# Tiger Snake interacting with Blue-tongue



## Vikingtimbo (Dec 14, 2012)

Hi,

I've filmed a couple of interesting interactions between a Tiger Snake and an Eastern Blue-tongue that live not far from me. They were both quite different and under different circumstances. Anyway I thought people might be interested.

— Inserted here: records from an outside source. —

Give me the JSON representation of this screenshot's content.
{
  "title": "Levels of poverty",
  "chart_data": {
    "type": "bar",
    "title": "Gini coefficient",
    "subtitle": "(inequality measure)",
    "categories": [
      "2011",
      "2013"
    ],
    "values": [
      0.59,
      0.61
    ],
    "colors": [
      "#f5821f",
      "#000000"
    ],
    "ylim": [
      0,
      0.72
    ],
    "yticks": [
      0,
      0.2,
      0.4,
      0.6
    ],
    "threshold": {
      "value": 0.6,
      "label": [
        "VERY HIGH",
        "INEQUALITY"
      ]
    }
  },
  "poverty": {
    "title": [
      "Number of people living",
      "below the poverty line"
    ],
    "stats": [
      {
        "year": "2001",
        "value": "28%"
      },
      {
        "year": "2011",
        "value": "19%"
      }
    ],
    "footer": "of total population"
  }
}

This encounter was an accident (actually it was my fault):

TIGER SNAKE Startled by Blue-tongue - YouTube

This next one was no accident at all:

Tiger Snake Vs Blue-tongue - YouTube

Cheers,
Tim


----------



## Tipsylama (Dec 14, 2012)

Haha, ballsy little bluey, nice videos man!


----------



## Wally (Dec 14, 2012)

Great vids. The second one is very interesting! Thanks for sharing.


----------



## SarahScales (Dec 14, 2012)

Wow! That bluey is pretty damned brave!!!


----------



## Stevo2 (Dec 14, 2012)

Never mess with a Blue-tongue!


----------



## Snake Catcher Victoria (Dec 14, 2012)

Excellent video Tim, Tigers do eat bluies, but only young ones. 
I had a tiger disgorge two baby bluies in my snakebag once..
My stomach is jumping thinking about it


----------



## Mangy_Wombat (Dec 15, 2012)

Great videos. Loved the second one, it was a real eye opener. Would never have thought a bluey would actutally go after a venomous snake.


----------



## 0bradl14 (Dec 16, 2012)

I guess the tiger was a bit of a softy an a bluff


----------